Mais la partie qui s’est jouée devant ce tribunal, le 7 février dernier, est montée d’un cran. Cette fois-ci, les avocats de la coopérative ont sorti l’artillerie lourde, démontant les arguments de l’association un par un. Et de dénoncer, pêle-mêle, outre la campagne de déstabilisation dont la coopérative fait les frais, les procès-verbaux remis par l’huissier mandaté par l’ADCT à partir de sondages aléatoires, et sans possibilité pour celui-ci de vérifier l’identité des signataires de la pétition, l’absence des pièces justificatives de l’identité des signataires, ainsi que celle des originaux des feuillets des signataires. Pour Tereos, «nul doute, la volonté de l’ADCT est de camoufler le fait que la pétition ne remplit pas les conditions exigées par la loi et les statuts de Tereos». Et d’enfoncer le clou : «La conception de "pétition anonyme" n’a pas de sens et ne permet aucune vérification !»

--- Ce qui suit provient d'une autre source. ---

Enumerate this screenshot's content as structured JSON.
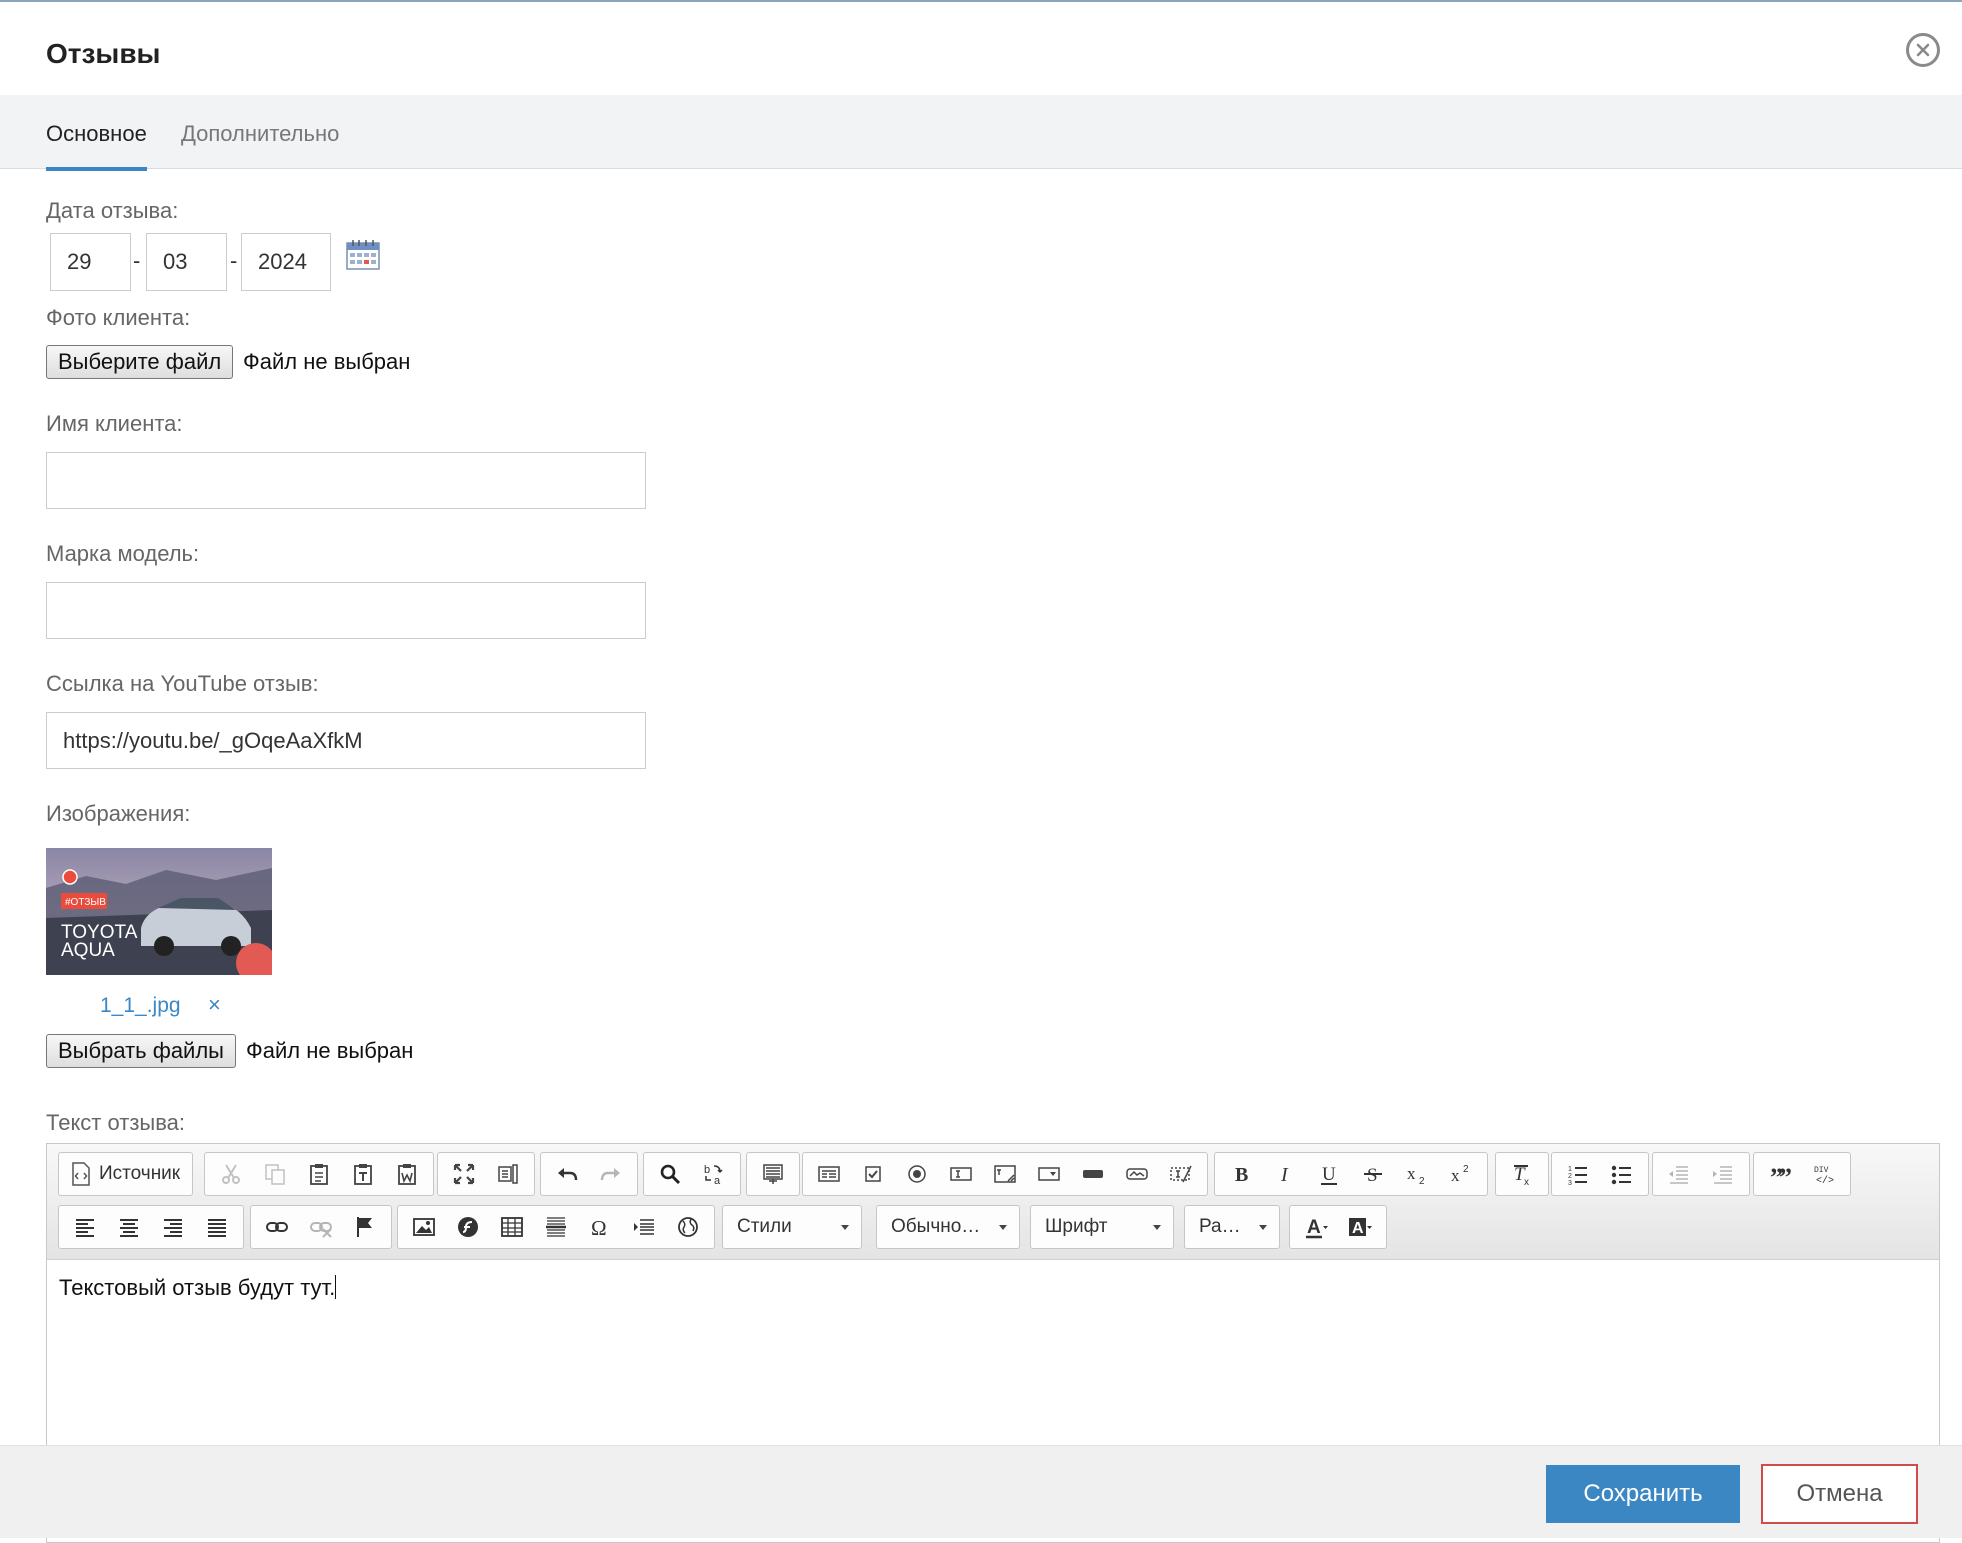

Côté ACDT, «on a tout fait de bonne foi, mais on a été peut-être un peu légers dans la collecte des signatures, notamment sur les pièces d’identité», reconnaît Xavier Laude, un des coopérateurs exclus.  Que demande l’ACDT au tribunal ? Qu’un huissier indépendant soit nommé pour la vérification de la pétition pour déterminer si le seuil de déclenchement d’une assemblée générale a été franchi (le seuil est à 2 400 signatures, l’ACDT en revendique 2 598, ndlr). L’absence de réponse du signataire dans un délai de 48h vaudra acceptation pour la convocation d’une assemblée. Que demande Tereos ? Que la pétition lui soit transmise et qu’un huissier indépendant la contrôle, et qu’il exclut toute signature sans nom, coordonnées, e-mail, sans copie ou photo de la pièce d’identité et celles de personnes non adhérentes de la coopérative. Réponse dans un mois. Quoi qu’il arrive désormais, sur le terrain, le ras-le-bol des agriculteurs commence à se faire sentir. F. G.